Keeping organized case records – and regularly reviewing them – can also help you spot when your program is spread too thin. Keep an eye out for trouble: cases that stall out due to too little manpower, too little availability or too few resources. If these turn from isolated incidents into a recurring problem, addressing that problem is vital for avoiding employee frustration and burnout – even if it means temporarily narrowing your focus. Staying informed can help you make these tough decisions with confidence, and ultimately lead your program to support even more of your community.
Staying Flexible in the Face of Regulations
It’s also wise to keep an eye on potential changes to the regulations you follow; as economic and political conditions shift, regulations often shift with them. This is especially relevant for funding partnerships, and not just those with federal and state organizations – after all, insurance companies and hospitals have their own regulations to abide. As such, whatever documentation solution you choose, it needs the flexibility to change and adapt.

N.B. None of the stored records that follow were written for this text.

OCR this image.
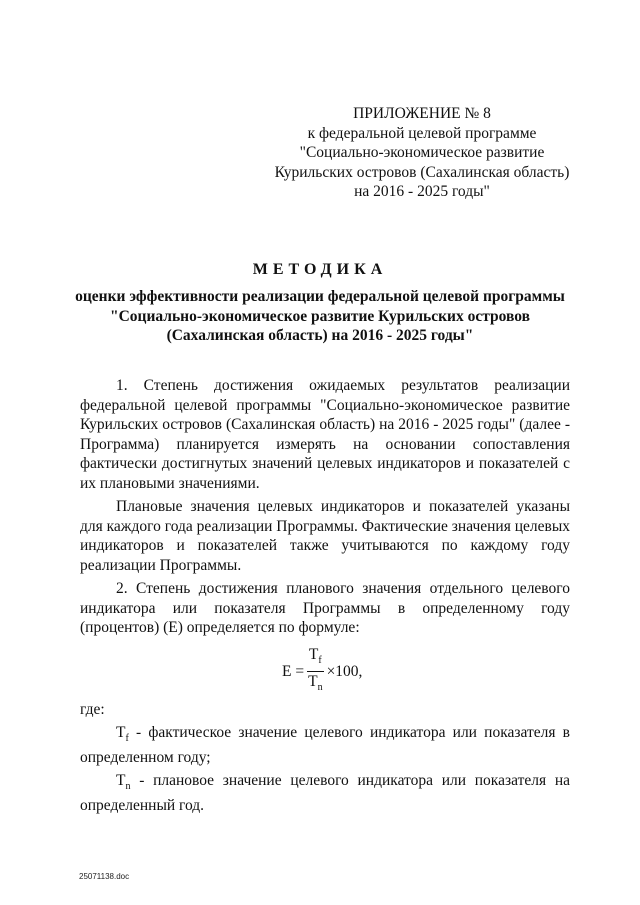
ПРИЛОЖЕНИЕ № 8
к федеральной целевой программе
"Социально-экономическое развитие
Курильских островов (Сахалинская область)
на 2016 - 2025 годы"
МЕТОДИКА
оценки эффективности реализации федеральной целевой программы
"Социально-экономическое развитие Курильских островов
(Сахалинская область) на 2016 - 2025 годы"

1. Степень достижения ожидаемых результатов реализации федеральной целевой программы "Социально-экономическое развитие Курильских островов (Сахалинская область) на 2016 - 2025 годы" (далее - Программа) планируется измерять на основании сопоставления фактически достигнутых значений целевых индикаторов и показателей с их плановыми значениями.

Плановые значения целевых индикаторов и показателей указаны для каждого года реализации Программы. Фактические значения целевых индикаторов и показателей также учитываются по каждому году реализации Программы.

2. Степень достижения планового значения отдельного целевого индикатора или показателя Программы в определенному году (процентов) (Е) определяется по формуле:

$E = \frac{T_f}{T_n} \times 100$,
где:

$T_f$ - фактическое значение целевого индикатора или показателя в определенном году;

$T_n$ - плановое значение целевого индикатора или показателя на определенный год.

25071138.doc
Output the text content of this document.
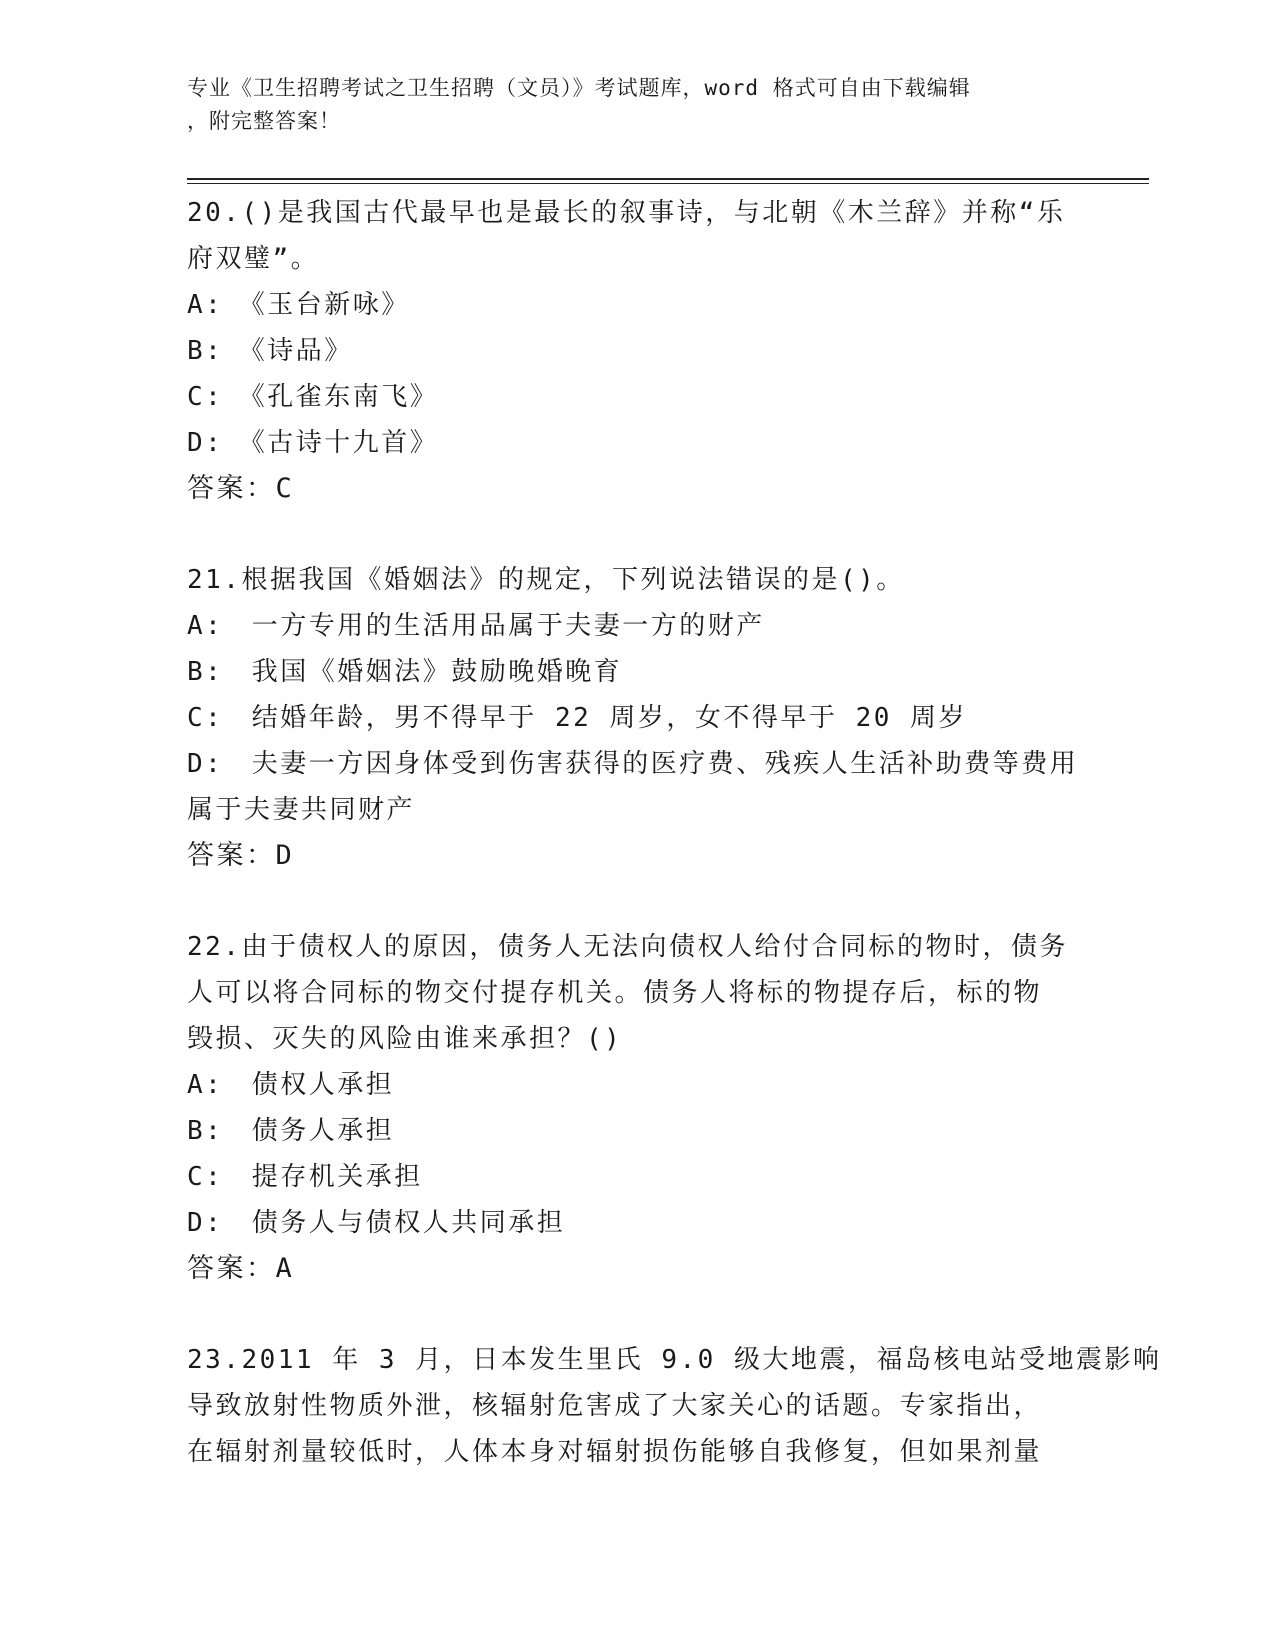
专业《卫生招聘考试之卫生招聘（文员）》考试题库，word 格式可自由下载编辑
，附完整答案！
20.()是我国古代最早也是最长的叙事诗，与北朝《木兰辞》并称“乐
府双璧”。
A:　《玉台新咏》
B:　《诗品》
C:　《孔雀东南飞》
D:　《古诗十九首》
答案：C
21.根据我国《婚姻法》的规定，下列说法错误的是()。
A:　一方专用的生活用品属于夫妻一方的财产
B:　我国《婚姻法》鼓励晚婚晚育
C:　结婚年龄，男不得早于 22 周岁，女不得早于 20 周岁
D:　夫妻一方因身体受到伤害获得的医疗费、残疾人生活补助费等费用
属于夫妻共同财产
答案：D
22.由于债权人的原因，债务人无法向债权人给付合同标的物时，债务
人可以将合同标的物交付提存机关。债务人将标的物提存后，标的物
毁损、灭失的风险由谁来承担？()
A:　债权人承担
B:　债务人承担
C:　提存机关承担
D:　债务人与债权人共同承担
答案：A
23.2011 年 3 月，日本发生里氏 9.0 级大地震，福岛核电站受地震影响
导致放射性物质外泄，核辐射危害成了大家关心的话题。专家指出，
在辐射剂量较低时，人体本身对辐射损伤能够自我修复，但如果剂量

A robust reporting engine is a good sign. A willingness to create custom reports is better; after all, no matter how many options your reporting service has, you’re bound to find a funding partner who wants something more. Even better than that is a willingness to add custom fields to your patient record – and seamlessly include them in your reports. With that level of flexibility, you can rest easy knowing that no matter what information your partners require, you’ll be able to provide it.
As for HealthCall, in addition to our flexible report generator, we have a long history of working with clients on custom reports and custom fields. We go to great lengths to incorporate client feedback into the design of our application, with new standard features added as we identify our clients’ recurring needs. After many years of experience, we’ve learned that the exceptions of today sometimes become the standards of tomorrow, and we’re always ready to adapt.
Documentation may never be your team’s favorite task of the day, but we hope this series has shown the positive impact it can have: providing valuable information on-scene, coordinating the different parties working with a patient, helping you maintain strong relationships with funding partners, and helping you manage your program’s growth over the years. HealthCall is happy to provide a flexible, customizable, user-friendly documentation solution, to support your amazing work as you serve communities in need.